Though the San Antonio-based Fourth Court of Appeals agreed that the emails and website support the finding of libel, the justices struck out the jury's award of exemplary damages because one of the 12 jurors did not find that all of Cullum's conduct was defamatory. Cullum still must pay $100,000 for mental anguish and damage to White's reputation.

"White testified that she felt Cullum's emails were an assault on everything she was," Justice Sandee Bryan Marion wrote for the four-member panel.

"She was extremely concerned that her peers in the industry she spent forty-six years developing would see the posting," the 23-page decision states. "She testified it 'tore' her apart to think anyone in the industry would see the posting. She testified she was concerned about damage to her reputation and to her family. White said her energy level was diminished and found she had trouble focusing after Cullum's publications. White testified Cullum's assault on her reputation 'broke [her] heart;' and her sense of trust in people was 'almost destroyed.' White testified her family reputation and her own reputation are extremely important to her. ... She testified further that she cut herself off from her friends due to this lawsuit, and the isolation has been lonely.

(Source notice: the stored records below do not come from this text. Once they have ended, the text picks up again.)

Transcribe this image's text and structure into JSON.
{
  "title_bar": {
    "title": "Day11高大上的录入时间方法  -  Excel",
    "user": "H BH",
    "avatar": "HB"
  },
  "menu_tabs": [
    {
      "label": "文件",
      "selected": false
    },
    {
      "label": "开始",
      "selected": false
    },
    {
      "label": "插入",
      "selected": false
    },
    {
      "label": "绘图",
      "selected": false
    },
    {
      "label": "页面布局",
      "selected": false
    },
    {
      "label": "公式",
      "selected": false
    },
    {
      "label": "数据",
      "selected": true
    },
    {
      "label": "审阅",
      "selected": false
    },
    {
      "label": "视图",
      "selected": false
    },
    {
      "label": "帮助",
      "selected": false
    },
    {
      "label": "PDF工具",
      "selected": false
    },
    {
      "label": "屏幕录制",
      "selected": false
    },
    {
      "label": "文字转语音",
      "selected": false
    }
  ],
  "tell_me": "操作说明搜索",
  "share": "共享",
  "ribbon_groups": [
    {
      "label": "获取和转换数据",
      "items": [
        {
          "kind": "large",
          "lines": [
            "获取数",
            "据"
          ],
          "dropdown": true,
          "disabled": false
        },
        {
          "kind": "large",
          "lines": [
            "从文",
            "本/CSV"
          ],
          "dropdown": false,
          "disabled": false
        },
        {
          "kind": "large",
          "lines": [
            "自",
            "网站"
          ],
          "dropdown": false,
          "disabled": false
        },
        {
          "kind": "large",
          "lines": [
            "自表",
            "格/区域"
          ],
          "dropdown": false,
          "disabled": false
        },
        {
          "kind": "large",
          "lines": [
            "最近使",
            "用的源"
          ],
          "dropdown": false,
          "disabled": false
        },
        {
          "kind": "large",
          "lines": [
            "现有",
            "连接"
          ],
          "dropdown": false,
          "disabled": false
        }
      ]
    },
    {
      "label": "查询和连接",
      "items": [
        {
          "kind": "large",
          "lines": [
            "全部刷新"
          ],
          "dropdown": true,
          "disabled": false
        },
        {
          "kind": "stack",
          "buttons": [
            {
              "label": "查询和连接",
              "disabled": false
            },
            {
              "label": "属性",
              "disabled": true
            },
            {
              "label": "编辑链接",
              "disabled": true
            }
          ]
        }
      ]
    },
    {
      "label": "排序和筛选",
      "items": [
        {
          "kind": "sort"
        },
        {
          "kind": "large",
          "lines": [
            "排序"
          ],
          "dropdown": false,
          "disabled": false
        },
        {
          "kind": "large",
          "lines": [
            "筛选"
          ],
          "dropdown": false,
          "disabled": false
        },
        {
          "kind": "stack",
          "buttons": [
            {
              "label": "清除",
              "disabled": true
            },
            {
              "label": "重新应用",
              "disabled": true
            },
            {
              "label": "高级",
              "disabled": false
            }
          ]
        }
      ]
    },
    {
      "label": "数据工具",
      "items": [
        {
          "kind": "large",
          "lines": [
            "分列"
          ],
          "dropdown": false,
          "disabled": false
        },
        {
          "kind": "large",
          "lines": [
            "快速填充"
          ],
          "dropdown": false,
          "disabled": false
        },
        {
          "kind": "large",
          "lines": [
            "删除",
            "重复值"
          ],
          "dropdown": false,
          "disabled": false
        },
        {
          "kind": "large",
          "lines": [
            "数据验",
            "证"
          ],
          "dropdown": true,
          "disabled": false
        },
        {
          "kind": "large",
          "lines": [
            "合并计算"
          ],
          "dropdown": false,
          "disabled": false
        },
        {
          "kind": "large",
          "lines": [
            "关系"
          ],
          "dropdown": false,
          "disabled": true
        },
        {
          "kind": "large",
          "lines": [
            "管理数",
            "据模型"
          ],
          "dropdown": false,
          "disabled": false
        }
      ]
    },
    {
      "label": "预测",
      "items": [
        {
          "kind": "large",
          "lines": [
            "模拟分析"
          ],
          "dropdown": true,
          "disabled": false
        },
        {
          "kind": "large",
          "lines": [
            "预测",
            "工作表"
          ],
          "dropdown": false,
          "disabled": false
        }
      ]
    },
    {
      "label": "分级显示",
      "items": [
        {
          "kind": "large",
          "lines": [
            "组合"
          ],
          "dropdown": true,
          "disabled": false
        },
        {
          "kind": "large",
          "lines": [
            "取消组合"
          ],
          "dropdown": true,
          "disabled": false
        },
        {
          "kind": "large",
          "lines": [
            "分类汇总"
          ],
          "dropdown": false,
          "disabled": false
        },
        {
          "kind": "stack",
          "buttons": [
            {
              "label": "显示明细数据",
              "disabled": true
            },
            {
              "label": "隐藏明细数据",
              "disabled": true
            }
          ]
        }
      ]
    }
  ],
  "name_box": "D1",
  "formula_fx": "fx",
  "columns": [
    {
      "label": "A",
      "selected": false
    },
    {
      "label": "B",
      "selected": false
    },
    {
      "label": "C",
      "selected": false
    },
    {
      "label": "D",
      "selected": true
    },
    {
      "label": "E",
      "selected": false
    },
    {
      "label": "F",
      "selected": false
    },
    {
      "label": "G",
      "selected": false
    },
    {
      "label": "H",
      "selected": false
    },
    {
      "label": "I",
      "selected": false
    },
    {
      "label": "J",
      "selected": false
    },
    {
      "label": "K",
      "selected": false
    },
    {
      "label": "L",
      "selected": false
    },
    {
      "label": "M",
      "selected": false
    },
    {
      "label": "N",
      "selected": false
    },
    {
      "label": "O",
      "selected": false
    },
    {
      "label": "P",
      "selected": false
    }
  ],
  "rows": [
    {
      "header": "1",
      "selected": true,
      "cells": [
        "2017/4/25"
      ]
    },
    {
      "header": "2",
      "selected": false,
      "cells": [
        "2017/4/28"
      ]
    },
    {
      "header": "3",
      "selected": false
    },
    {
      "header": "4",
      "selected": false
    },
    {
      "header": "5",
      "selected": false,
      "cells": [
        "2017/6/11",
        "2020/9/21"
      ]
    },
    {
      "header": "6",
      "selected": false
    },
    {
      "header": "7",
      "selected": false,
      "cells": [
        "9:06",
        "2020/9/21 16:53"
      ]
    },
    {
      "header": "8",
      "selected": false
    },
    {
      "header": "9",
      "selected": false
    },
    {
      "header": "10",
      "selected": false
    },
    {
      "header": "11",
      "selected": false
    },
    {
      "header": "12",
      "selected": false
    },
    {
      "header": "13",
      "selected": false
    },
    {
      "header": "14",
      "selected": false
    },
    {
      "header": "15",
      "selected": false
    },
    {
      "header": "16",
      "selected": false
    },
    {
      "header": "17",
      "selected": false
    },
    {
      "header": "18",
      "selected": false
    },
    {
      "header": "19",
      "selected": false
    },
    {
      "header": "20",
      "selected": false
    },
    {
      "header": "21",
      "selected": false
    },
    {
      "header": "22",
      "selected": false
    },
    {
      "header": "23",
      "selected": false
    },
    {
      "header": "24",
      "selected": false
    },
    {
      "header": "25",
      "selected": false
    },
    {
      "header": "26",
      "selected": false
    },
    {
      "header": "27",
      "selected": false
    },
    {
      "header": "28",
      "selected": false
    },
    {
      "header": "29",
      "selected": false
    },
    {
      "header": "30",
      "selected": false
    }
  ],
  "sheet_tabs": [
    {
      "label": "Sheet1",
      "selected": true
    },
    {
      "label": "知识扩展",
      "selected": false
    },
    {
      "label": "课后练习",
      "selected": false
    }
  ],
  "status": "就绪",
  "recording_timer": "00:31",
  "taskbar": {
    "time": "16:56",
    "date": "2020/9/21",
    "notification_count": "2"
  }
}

"Damon testified his mother was obsessed with Cullum's accusations and would rehash events," the decision continues. "He said White isolated herself and he confirmed that her energy level declined after she learned about the emails and the webpage. Damon said his mother was unable to concentrate and lost interest in the ranch."

Cullum must also pay White $2,000 in attorneys' fees for posting online about her and the ranch in violation of a temporary injunction, but the justices threw out the trial court's entry of a permanent injunction as a sanction.